In a stock exchange filing, the company said the CBP had confirmed, following a detailed investigation and on-site verification of its manufacturing facility in India, that Waaree did not export solar modules made using Chinese-origin solar cells to the United States.
The company also said the US agency acknowledged its full cooperation during the investigation, drew no adverse inference against it, and declined the petitioner's request to extend any evasion finding to all of Waaree's imports.
Importantly, the determination is not a final adjudication, it added.
Under applicable U.S. law, Waaree has the right to seek a de novo administrative review and thereafter, judicial review before the U.S. Court of International Trade. The company is currently evaluating all available legal remedies with its U.S. trade counsel.
De novo is a Latin phrase that translates to "anew," "afresh," or "from the beginning".
"Waaree remains committed to the highest standards of regulatory compliance, transparency, and governance. The company's U.S. business continues to operate normally, and there is no impact on ongoing manufacturing, customer deliveries, or commercial operations," the press release said.
Waaree added that it would continue to cooperate with the relevant authorities and will provide appropriate updates as and when required in accordance with applicable laws and regulatory requirements.
The US has imposed steep anti-dumping and countervailing duties (AD/CVD) on solar cells and modules imported from certain countries, including China, Vietnam, and Malaysia, to prevent companies from bypassing trade rules.
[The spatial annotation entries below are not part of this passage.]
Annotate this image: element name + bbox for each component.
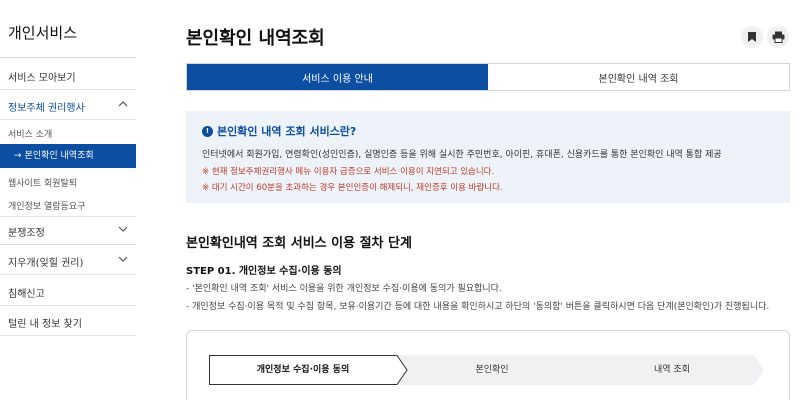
bookmark-button[interactable] (741, 26, 763, 48)
info-note: ※ 현재 정보주체권리행사 메뉴 이용자 급증으로 서비스 이용이 지연되고 있… (202, 167, 495, 177)
sidebar-item-leaked-info[interactable]: 털린 내 정보 찾기 (0, 315, 136, 330)
divider (0, 305, 136, 306)
chevron-down-icon (118, 226, 128, 232)
chevron-down-icon (118, 256, 128, 262)
sidebar-title: 개인서비스 (8, 24, 78, 42)
chevron-up-icon (118, 101, 128, 107)
sidebar-item-dispute[interactable]: 분쟁조정 (0, 224, 136, 239)
divider (0, 119, 136, 120)
tab-history-lookup[interactable]: 본인확인 내역 조회 (488, 64, 789, 90)
sidebar-item-label: 서비스 모아보기 (8, 73, 76, 84)
sidebar-subitem-label: 개인정보 열람등요구 (8, 202, 86, 212)
sidebar-subitem-label: 본인확인 내역조회 (24, 151, 94, 161)
page-title: 본인확인 내역조회 (186, 28, 325, 49)
bookmark-icon (748, 32, 756, 42)
sidebar-subitem-history[interactable]: → 본인확인 내역조회 (0, 144, 136, 168)
step-flow-item-verify: 본인확인 (475, 365, 509, 375)
speech-bubble-icon: ! (202, 125, 213, 137)
sidebar-subitem-access-request[interactable]: 개인정보 열람등요구 (0, 199, 136, 212)
divider (0, 216, 136, 217)
section-title: 본인확인내역 조회 서비스 이용 절차 단계 (186, 236, 412, 251)
step-flow-item-consent: 개인정보 수집·이용 동의 (256, 365, 350, 375)
sidebar-item-report[interactable]: 침해신고 (0, 285, 136, 300)
sidebar-item-label: 침해신고 (8, 289, 45, 300)
step-title: STEP 01. 개인정보 수집·이용 동의 (186, 266, 342, 277)
sidebar: 개인서비스 서비스 모아보기 정보주체 권리행사 서비스 소개 → 본인확인 내역… (0, 0, 136, 400)
info-note: ※ 대기 시간이 60분을 초과하는 경우 본인인증이 해제되니, 재인증후 이… (202, 183, 503, 193)
divider (0, 335, 136, 336)
print-icon (772, 31, 784, 43)
step-description: - 개인정보 수집·이용 목적 및 수집 항목, 보유·이용기간 등에 대한 내… (186, 302, 770, 312)
sidebar-item-overview[interactable]: 서비스 모아보기 (0, 69, 136, 84)
divider (0, 274, 136, 275)
info-heading-text: 본인확인 내역 조회 서비스란? (217, 125, 357, 138)
arrow-right-icon: → (14, 151, 22, 161)
step-description: - '본인확인 내역 조회' 서비스 이용을 위한 개인정보 수집·이용에 동의… (186, 284, 502, 294)
sidebar-subitem-label: 웹사이트 회원탈퇴 (8, 179, 78, 189)
sidebar-item-label: 지우개(잊힐 권리) (8, 258, 84, 269)
sidebar-item-eraser[interactable]: 지우개(잊힐 권리) (0, 254, 136, 269)
sidebar-item-label: 정보주체 권리행사 (8, 103, 85, 114)
sidebar-item-label: 털린 내 정보 찾기 (8, 319, 82, 330)
divider (0, 57, 136, 58)
sidebar-subitem-withdraw[interactable]: 웹사이트 회원탈퇴 (0, 176, 136, 189)
sidebar-subitem-intro[interactable]: 서비스 소개 (0, 127, 136, 140)
tab-service-guide[interactable]: 서비스 이용 안내 (187, 64, 488, 90)
tab-bar: 서비스 이용 안내 본인확인 내역 조회 (186, 63, 790, 91)
info-description: 인터넷에서 회원가입, 연령확인(성인인증), 실명인증 등을 위해 실시한 주… (202, 150, 722, 160)
sidebar-item-label: 분쟁조정 (8, 228, 45, 239)
step-flow: 개인정보 수집·이용 동의 본인확인 내역 조회 (209, 355, 769, 385)
sidebar-subitem-label: 서비스 소개 (8, 130, 53, 140)
print-button[interactable] (767, 26, 789, 48)
divider (0, 244, 136, 245)
divider (0, 89, 136, 90)
sidebar-item-rights[interactable]: 정보주체 권리행사 (0, 99, 136, 114)
info-box: ! 본인확인 내역 조회 서비스란? 인터넷에서 회원가입, 연령확인(성인인증… (186, 111, 790, 203)
info-heading: ! 본인확인 내역 조회 서비스란? (202, 123, 356, 139)
step-flow-item-lookup: 내역 조회 (654, 365, 690, 375)
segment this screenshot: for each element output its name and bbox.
In 2025, a coalition of US solar manufacturers alleged that Waaree had evaded these duties by importing solar cells from Southeast Asian countries and making incorrect declarations about the country of origin of some solar modules shipped to the U.S. That prompted the US Customs and Border Protection (CBP) to launch an investigation under the Enforce and Protect Act (EAPA).
Investors are reacting not just to Waaree's clarification but to the broader implications of the CBP determination.
The US is one of Waaree's most important export markets, so any regulatory scrutiny, potential tariffs, or prolonged legal proceedings could weigh on exports, margins, and investor sentiment—even though the company maintains that its current US operations continue normally and that it has been cleared of the allegation involving Chinese-origin solar cells.
Data show that the stock has slipped over 5.5% in the past five sessions, 7.5% in the past month, over 2.5% in the past six months, and nearly 2% so far in 2026 (year-to-date).